In a key combined chronic/carcinogenicity study (Harbison et al., 1989), morpholine (99.2 %) was administered by whole body inhalation exposure to Sprague-Dawley rats at mean concentrations of 0, 36, 181 or 543 mg/m³ (6 h/day, 5 days/week) for 52 weeks (10 animals/sex/group) or for 104 weeks (60 animals/sex/group). No treatment-related changes in mortality, body weights, organ weights, or clinical pathology parameters were observed. Ophthalmoscopic examinations at week 103 revealed signs of eye irritation. Histological findings were limited to ocular and anterior nasal cavity effects, consistent with the known irritating properties of morpholine. At the doses tested, there was no evidence of increased incidence of carcinogenesis due to chronic morpholine inhalation. Since only local effects were noted, under the conditions of this study, the NOAEC was >543 mg/m³ for both carcinogenicity and toxicity.

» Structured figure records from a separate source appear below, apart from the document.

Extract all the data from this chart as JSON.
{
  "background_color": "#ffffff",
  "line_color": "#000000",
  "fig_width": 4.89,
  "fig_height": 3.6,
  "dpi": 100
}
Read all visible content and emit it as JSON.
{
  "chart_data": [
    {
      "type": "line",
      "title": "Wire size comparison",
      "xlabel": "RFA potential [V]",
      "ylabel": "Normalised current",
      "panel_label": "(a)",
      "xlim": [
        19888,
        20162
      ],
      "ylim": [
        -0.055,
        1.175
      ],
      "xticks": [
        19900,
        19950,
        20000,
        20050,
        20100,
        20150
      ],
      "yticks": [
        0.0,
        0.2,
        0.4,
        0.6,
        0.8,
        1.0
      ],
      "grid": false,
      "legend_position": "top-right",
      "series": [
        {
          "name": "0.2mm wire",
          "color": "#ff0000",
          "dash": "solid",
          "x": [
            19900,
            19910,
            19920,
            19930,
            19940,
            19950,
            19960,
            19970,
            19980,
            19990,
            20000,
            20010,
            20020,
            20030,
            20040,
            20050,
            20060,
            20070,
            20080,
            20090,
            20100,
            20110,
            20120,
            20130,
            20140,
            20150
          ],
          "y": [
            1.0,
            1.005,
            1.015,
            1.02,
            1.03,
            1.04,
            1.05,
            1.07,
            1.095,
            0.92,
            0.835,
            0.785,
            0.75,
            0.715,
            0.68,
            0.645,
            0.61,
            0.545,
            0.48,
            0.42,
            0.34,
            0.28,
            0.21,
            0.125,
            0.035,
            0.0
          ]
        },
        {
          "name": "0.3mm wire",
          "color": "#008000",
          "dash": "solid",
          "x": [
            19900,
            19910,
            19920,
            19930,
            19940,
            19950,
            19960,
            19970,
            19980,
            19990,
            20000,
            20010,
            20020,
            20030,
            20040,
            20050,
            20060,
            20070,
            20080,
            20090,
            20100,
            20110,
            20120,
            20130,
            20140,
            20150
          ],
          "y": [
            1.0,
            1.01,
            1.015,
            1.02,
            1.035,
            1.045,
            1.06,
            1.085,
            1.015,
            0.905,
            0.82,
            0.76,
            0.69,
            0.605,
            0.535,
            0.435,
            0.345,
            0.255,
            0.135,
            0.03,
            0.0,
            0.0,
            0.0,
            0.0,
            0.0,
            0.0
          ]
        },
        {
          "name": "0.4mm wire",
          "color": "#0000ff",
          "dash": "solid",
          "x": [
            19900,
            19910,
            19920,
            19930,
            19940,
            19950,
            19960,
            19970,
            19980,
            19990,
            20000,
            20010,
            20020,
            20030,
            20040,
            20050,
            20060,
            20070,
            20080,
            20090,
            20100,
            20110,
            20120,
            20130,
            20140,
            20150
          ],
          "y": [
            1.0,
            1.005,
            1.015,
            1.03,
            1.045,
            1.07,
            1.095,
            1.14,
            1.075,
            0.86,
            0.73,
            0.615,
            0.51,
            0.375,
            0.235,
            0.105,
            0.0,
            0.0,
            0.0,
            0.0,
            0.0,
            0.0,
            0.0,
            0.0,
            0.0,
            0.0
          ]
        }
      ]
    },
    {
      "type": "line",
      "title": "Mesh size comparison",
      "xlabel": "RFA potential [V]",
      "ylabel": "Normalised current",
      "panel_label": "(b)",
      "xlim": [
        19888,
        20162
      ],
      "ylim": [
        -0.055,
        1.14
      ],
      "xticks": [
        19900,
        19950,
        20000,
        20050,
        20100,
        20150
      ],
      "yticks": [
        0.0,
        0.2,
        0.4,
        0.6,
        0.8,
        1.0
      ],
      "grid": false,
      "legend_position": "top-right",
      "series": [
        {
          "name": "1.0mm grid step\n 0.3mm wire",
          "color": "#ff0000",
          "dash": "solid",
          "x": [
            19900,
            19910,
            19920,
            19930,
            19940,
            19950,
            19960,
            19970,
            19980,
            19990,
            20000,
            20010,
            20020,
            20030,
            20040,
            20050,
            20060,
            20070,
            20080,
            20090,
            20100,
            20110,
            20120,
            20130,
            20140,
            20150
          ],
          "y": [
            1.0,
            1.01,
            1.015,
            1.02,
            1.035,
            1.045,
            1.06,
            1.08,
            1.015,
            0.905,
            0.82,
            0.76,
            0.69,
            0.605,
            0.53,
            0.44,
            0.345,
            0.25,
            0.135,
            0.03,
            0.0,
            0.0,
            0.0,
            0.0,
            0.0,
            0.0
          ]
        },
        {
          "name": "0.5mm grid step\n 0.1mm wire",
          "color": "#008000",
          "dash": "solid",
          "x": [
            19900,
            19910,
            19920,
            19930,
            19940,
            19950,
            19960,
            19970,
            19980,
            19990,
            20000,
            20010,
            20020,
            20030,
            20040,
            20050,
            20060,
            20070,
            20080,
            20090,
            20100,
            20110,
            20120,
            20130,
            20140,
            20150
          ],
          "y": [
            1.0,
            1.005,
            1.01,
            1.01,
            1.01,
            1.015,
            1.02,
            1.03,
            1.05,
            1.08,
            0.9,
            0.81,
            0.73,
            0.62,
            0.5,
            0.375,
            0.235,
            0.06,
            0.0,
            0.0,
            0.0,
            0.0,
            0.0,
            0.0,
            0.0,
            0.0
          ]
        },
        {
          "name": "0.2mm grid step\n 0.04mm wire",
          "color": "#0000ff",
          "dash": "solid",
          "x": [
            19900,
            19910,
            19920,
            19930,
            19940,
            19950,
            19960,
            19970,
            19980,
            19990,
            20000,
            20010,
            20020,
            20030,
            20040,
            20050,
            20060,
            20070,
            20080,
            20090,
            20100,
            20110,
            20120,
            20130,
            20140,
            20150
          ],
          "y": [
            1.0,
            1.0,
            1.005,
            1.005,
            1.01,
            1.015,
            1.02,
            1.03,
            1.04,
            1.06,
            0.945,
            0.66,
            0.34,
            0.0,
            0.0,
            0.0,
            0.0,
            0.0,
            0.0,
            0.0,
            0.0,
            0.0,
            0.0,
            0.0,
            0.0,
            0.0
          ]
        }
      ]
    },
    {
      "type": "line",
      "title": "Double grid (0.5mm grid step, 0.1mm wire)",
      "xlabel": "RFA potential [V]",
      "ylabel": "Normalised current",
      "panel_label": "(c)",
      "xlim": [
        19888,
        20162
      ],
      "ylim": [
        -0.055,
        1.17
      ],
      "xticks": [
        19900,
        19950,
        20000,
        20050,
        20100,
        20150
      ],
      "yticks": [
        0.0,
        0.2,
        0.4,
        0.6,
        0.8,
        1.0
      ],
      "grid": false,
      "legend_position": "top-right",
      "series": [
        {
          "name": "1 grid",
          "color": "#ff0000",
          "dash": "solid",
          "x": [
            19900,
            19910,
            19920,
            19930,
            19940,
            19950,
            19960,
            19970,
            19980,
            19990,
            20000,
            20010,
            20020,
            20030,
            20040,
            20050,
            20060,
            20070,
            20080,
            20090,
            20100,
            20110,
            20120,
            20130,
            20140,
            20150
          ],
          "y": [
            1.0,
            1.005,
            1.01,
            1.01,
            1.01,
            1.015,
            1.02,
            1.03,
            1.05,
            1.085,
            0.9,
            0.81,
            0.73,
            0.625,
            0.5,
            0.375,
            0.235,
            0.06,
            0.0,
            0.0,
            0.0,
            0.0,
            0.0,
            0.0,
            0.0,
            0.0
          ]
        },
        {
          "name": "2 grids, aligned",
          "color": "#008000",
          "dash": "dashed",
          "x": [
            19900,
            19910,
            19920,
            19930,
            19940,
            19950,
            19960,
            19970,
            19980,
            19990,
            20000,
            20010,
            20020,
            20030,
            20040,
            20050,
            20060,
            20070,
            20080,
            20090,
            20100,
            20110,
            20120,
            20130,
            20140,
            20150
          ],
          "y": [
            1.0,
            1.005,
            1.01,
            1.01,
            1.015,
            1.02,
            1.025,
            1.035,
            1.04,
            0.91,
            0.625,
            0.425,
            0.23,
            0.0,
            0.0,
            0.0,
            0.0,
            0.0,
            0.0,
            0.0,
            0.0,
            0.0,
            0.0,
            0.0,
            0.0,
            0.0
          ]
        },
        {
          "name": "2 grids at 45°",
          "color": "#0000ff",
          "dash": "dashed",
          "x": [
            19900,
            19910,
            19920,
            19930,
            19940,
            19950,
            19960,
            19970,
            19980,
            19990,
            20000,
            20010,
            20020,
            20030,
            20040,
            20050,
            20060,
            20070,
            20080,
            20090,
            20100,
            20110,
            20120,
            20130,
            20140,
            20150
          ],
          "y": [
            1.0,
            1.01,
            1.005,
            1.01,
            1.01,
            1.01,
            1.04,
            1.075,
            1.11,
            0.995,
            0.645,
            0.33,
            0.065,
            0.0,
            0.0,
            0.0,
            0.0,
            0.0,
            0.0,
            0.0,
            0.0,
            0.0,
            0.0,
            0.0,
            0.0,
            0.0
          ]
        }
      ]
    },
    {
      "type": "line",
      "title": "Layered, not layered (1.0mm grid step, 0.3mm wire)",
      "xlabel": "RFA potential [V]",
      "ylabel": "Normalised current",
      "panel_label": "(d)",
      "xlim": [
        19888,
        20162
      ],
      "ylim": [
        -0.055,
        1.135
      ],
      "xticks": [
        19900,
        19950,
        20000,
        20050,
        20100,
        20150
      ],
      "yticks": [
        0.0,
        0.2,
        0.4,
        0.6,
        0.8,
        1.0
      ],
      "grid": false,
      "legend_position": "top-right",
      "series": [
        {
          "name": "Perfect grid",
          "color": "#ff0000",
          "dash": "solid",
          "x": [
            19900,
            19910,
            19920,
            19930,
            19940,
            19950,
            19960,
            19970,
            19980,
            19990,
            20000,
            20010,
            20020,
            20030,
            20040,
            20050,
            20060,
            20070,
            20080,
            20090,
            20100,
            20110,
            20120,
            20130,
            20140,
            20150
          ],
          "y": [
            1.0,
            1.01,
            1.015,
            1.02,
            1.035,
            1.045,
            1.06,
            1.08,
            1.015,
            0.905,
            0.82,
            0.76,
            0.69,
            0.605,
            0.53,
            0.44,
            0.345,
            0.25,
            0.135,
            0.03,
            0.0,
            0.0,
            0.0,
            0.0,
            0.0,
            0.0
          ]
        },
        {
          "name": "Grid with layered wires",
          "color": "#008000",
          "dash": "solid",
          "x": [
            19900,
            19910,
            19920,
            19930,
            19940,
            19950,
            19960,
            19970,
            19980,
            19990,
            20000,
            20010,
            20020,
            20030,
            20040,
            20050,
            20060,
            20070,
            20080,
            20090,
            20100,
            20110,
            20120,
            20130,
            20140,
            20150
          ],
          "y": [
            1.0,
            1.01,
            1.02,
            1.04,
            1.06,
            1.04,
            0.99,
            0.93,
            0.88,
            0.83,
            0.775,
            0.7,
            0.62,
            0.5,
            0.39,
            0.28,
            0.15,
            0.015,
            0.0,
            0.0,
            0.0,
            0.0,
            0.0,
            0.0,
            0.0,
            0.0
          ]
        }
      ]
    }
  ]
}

In a supporting carcinogenicity study (Kitano et al., 1997), the effects of dietary morpholine administration at a dose level of 0.5 % (approx. 220 mg/kg bw) to male Fischer 344 rats (10 or 20 animals/group) were investigated for a period of 23 weeks (i) in combination with sodium nitrite given in the drinking water following an initiation phase, (ii) without sodium nitrite following an initiation phase and (iii) in combination with sodium nitrite without initiation phase. In an additional experiment, male Fischer 344 rats (14 or 5 animals/group) received a dietary treatment with morpholine (2.0 %) for 1 hour with subsequent administration of sodium nitrite for determination of N-nitroso compounds in the stomach and to detect DNA adduct generation. Both experiments were run with concurrent control groups. Morpholine alone was not tested. The initiation treatment decreased the body weight of rats compared to non-initiated groups. The group that was initiated and received sodium nitrite in the drinking water and morpholine in the diet was significantly lower in body weight than the group that was only initiated. However, the liver and kidneys weights were increased. The combination of initiation followed by sodium nitrite and morpholine caused an increase in the number and area of GST-P positive liver foci as compared to the group that was only initiated, indicating that morpholine plus sodium nitrite, but not morpholine alone, has a tumour promoting effect. Treatment with morpholine or morpholine plus sodium nitrite did not clearly lead to an increased tumour incidence. No tumours were induced by morpholine plus sodium nitrite in the absence of initiation. The mean N-nitrosomorpholine yield in the group given morpholine plus sodium nitrite was 6720 µg. No DNA adducts related to morpholine treatment were detected immunohistochemically.

Overall, there was no evidence of carcinogenic activity of morpholine.

Justification for classification or non-classification

Classification, Labeling, and Packaging Regulation (EC) No 1272/2008

Since there is no evidence for a carcinogenic potential, morpholine is not subject to classification as being carcinogenic according to Regulation 1272/2008/EC.